Эти слова не прозвучали патетично — хотя шли из самых глубин сердца, да и фраза была соответствующей, даже чуть цветистой. Но был в ней уловимый оттенок надменности, с которой рождаются все римляне — какими бы нежными они ни казались, и Диона сразу же напряглась и замкнулась в себе.
Но вскоре ее взгляд прояснился. Луций Севилий держал ее за руку. Его пожатие было якорем в зыбком море, связавшем Диону с миром реальности.
— Я чуть не струсила и не сбежала, — призналась она.
— Но ты ведь не трусиха.
— Нет.
Она снова вздрогнула, хотя солнце грело мягко и ласково.
— Теперь я знаю, как боятся Пана[54] — властелина диких пустынных мест. Паника ужаса, белая, как кость, красная, как кровь… Это почти красиво.
— Перестань, — попросил Луций Севилий. — Не мучай меня.
Она попыталась улыбнуться ему.
— Теперь ты видишь, что получишь, дорогой мой римлянин. Ты уверен, что этого хочешь?
— Я хочу тебя — всю без остатка, — сказал он без колебания. — И даже то, что может меня испугать.
— Ох, только не это! — воскликнула Диона.
Луций Севилий поднес ее пальцы к губам, поцеловал обе ладони и сжал их в руках.
— Все эти годы я знал, чего просил и прошу. Пойми, за столько лет я мог разглядеть тебя, понять и решить, что хочу только тебя: жрицу, женщину, голос богини, жену…
— Но я останусь прежней, Луций. Я принадлежу богине. Аполлоний не понимал этого. Он надеялся изменить меня: уменьшить, втиснуть в земную оболочку, вытеснить из нее богиню. Никому это не под силу. Даже тебе.
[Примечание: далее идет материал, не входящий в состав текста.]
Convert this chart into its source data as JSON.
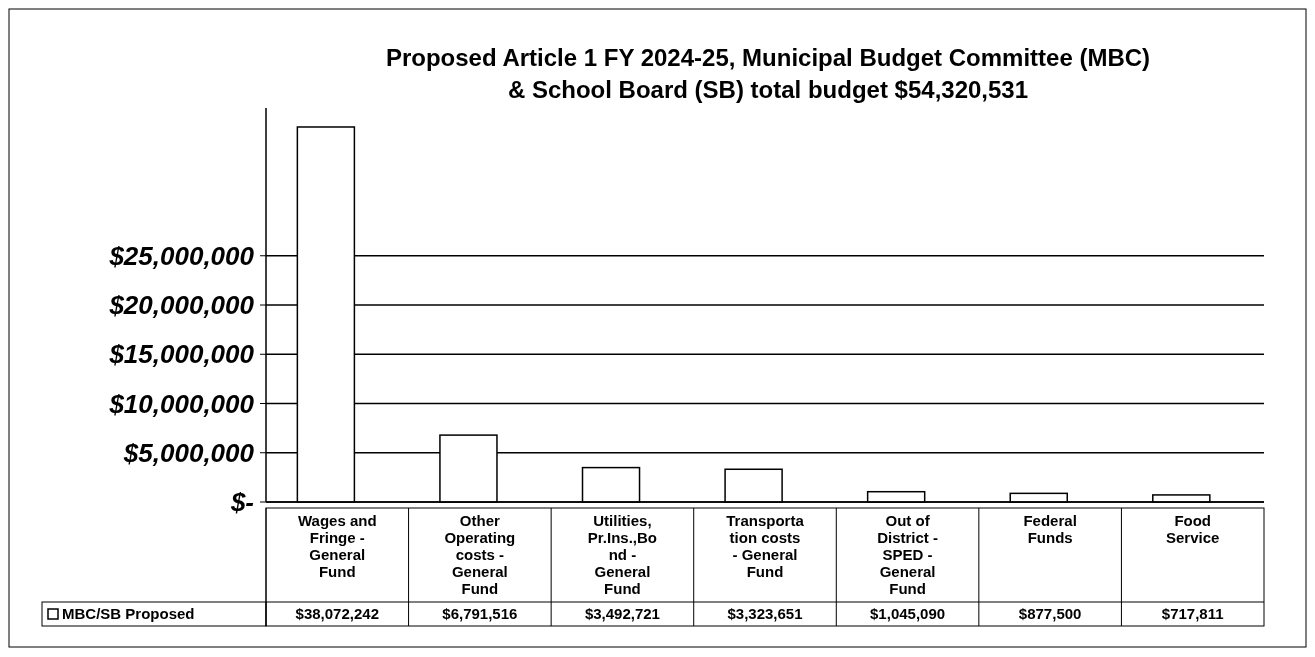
{
  "chart_data": {
    "type": "bar",
    "title": "Proposed Article 1 FY 2024-25, Municipal Budget Committee (MBC) & School Board (SB) total budget $54,320,531",
    "categories": [
      "Wages and Fringe - General Fund",
      "Other Operating costs - General Fund",
      "Utilities, Pr.Ins.,Bond - General Fund",
      "Transportation costs - General Fund",
      "Out of District - SPED - General Fund",
      "Federal Funds",
      "Food Service"
    ],
    "series": [
      {
        "name": "MBC/SB Proposed",
        "color": "#ffffff",
        "values": [
          38072242,
          6791516,
          3492721,
          3323651,
          1045090,
          877500,
          717811
        ],
        "value_labels": [
          "$38,072,242",
          "$6,791,516",
          "$3,492,721",
          "$3,323,651",
          "$1,045,090",
          "$877,500",
          "$717,811"
        ]
      }
    ],
    "ylim": [
      0,
      40000000
    ],
    "yticks": [
      {
        "value": 0,
        "label": "$-"
      },
      {
        "value": 5000000,
        "label": "$5,000,000"
      },
      {
        "value": 10000000,
        "label": "$10,000,000"
      },
      {
        "value": 15000000,
        "label": "$15,000,000"
      },
      {
        "value": 20000000,
        "label": "$20,000,000"
      },
      {
        "value": 25000000,
        "label": "$25,000,000"
      }
    ],
    "grid": "y",
    "legend": "bottom"
  }
}
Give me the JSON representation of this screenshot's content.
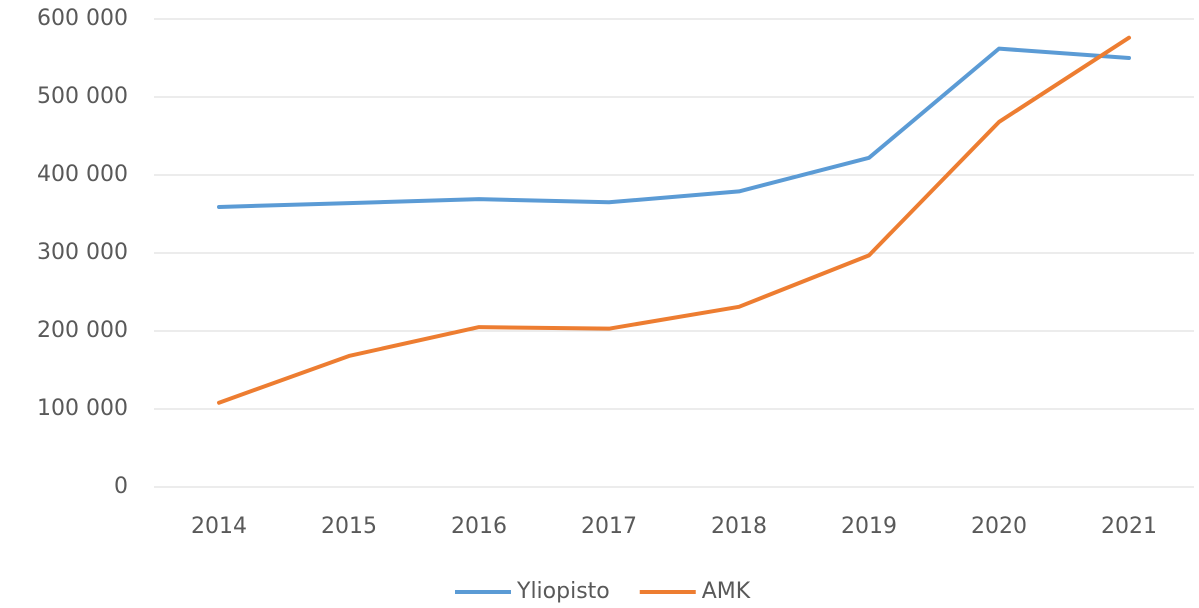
{
  "chart_data": {
    "type": "line",
    "categories": [
      "2014",
      "2015",
      "2016",
      "2017",
      "2018",
      "2019",
      "2020",
      "2021"
    ],
    "series": [
      {
        "name": "Yliopisto",
        "color": "#5b9bd5",
        "values": [
          359000,
          364000,
          369000,
          365000,
          379000,
          422000,
          562000,
          550000
        ]
      },
      {
        "name": "AMK",
        "color": "#ed7d31",
        "values": [
          108000,
          168000,
          205000,
          203000,
          231000,
          297000,
          468000,
          576000
        ]
      }
    ],
    "ylim": [
      0,
      600000
    ],
    "yticks": [
      0,
      {
        "value": 100000,
        "label": "100 000"
      },
      {
        "value": 200000,
        "label": "200 000"
      },
      {
        "value": 300000,
        "label": "300 000"
      },
      {
        "value": 400000,
        "label": "400 000"
      },
      {
        "value": 500000,
        "label": "500 000"
      },
      {
        "value": 600000,
        "label": "600 000"
      }
    ],
    "grid": true,
    "legend": "bottom"
  }
}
— А я и не буду пытаться, — твердо сказал он.
— Но все же ты боишься голоса богини, живущего во мне.
— Значит, мне придется научиться не бояться.
Диона покачала головой — но она не отвергала его.
— Я всем сердцем люблю тебя. Но можешь ли ты принять меня целиком — всю меня? Способен ли вообще мужчина на такое?
— Я попробую. И буду стараться.
Он был таким храбрым, потому что сказал то, что думал. И Диона вдруг поняла, что ей нет дела до того, что может случиться потом, даже если он пожалеет о сказанном — и о сделанном. Сейчас Луций Севилий сказал то, что думал. И этого достаточно.